The reports about the Bush administration’s breathtaking lack of preparation for post-Saddam conditions in Iraq keep piling up, but this one is even more disturbing than most.
U.S. intelligence agencies repeatedly warned the White House beginning more than two years ago that the insurgency in Iraq had deep local roots, was likely to worsen and could lead to civil war, according to former senior intelligence officials who helped craft the reports.
Among the warnings, Knight Ridder has learned, was a major study, called a National Intelligence Estimate, completed in October 2003 that concluded that the insurgency was fueled by local conditions — not foreign terrorists — and drew strength from deep grievances, including the presence of U.S. troops.

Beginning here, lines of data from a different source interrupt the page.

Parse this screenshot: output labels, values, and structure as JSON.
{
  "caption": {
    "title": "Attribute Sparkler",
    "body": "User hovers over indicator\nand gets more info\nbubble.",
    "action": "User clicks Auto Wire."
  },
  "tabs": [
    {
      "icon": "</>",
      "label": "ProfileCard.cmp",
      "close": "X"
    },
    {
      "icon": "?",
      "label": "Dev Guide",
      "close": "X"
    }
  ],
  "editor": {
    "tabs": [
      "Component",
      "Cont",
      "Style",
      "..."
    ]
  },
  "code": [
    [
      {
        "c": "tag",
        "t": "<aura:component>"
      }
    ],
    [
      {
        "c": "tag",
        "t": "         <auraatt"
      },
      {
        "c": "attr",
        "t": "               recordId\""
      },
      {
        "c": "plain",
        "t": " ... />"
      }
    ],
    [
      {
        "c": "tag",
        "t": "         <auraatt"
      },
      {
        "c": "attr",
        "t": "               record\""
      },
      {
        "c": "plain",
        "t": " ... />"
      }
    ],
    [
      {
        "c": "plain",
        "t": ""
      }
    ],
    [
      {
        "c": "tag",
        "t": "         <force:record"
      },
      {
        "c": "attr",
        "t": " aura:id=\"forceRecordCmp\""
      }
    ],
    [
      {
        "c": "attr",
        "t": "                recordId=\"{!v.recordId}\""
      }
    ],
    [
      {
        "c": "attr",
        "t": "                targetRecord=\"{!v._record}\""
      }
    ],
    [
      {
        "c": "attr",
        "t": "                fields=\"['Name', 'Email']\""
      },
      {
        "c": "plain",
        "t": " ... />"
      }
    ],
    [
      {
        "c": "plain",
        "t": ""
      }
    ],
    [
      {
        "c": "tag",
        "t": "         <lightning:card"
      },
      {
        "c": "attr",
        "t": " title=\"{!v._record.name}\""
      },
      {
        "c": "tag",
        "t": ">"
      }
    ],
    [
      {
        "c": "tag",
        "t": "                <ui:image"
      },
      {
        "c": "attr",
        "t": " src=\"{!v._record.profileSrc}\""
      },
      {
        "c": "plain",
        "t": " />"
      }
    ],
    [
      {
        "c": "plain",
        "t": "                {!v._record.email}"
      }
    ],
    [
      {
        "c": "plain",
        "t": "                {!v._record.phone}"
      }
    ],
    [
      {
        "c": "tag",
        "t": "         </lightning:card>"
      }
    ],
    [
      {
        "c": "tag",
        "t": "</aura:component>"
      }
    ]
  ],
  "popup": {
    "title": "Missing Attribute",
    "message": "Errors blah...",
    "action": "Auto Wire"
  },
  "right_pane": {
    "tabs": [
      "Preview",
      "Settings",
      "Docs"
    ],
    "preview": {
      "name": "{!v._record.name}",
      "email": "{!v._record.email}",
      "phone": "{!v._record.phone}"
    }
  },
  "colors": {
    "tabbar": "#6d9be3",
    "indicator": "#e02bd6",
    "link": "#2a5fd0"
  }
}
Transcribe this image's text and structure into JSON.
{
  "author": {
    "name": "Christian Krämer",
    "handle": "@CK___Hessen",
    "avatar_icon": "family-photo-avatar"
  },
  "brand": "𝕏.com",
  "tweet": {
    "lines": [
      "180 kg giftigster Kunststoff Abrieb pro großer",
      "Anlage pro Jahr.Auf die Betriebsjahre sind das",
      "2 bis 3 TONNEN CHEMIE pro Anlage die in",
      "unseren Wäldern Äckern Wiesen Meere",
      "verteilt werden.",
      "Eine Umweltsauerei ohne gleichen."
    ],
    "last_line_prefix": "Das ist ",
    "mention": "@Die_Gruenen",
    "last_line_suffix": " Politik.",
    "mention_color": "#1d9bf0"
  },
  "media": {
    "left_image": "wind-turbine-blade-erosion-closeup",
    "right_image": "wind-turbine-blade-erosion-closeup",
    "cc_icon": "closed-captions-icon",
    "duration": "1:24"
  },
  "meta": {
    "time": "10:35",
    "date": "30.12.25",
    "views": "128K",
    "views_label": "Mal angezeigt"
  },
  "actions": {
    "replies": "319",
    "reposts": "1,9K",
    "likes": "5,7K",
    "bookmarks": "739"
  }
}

The existence of the top-secret document, which was the subject of a bitter three-month debate among U.S. intelligence agencies, has not been previously disclosed to a wide public audience.
Bush, Cheney, and Rumsfeld insisted that the threat posed by the insurgency was manageable. In August 2003, with concerns about the insurgency growing, Bush told reporters, “There are some who feel like that the conditions are such that they can attack us there. My answer is bring them on…. We’ve got the force necessary to deal with the security situation.” Two years later, Cheney famously described the insurgency as being in its “last throes.”
All the while, the U.S. intelligence community was trying to convince policy makers, through “dozens of intelligence reports,” that the exact opposite was true. As per the norm with this administration, those who were right were ignored. The costs of the Bush gang’s misjudgment are almost incalculable.
Robert Hutchings, the chairman of the National Intelligence Council from 2003 to 2005, said the October 2003 study was part of a “steady stream” of dozens of intelligence reports warning Bush and his top lieutenants that the insurgency was intensifying and expanding.
“Frankly, senior officials simply weren’t ready to pay attention to analysis that didn’t conform to their own optimistic scenarios,” Hutchings said in a telephone interview. (emphasis added)
Think about how many times we’ve seen that sentence in different contexts, addressing different Bush screw-ups. It’s painful.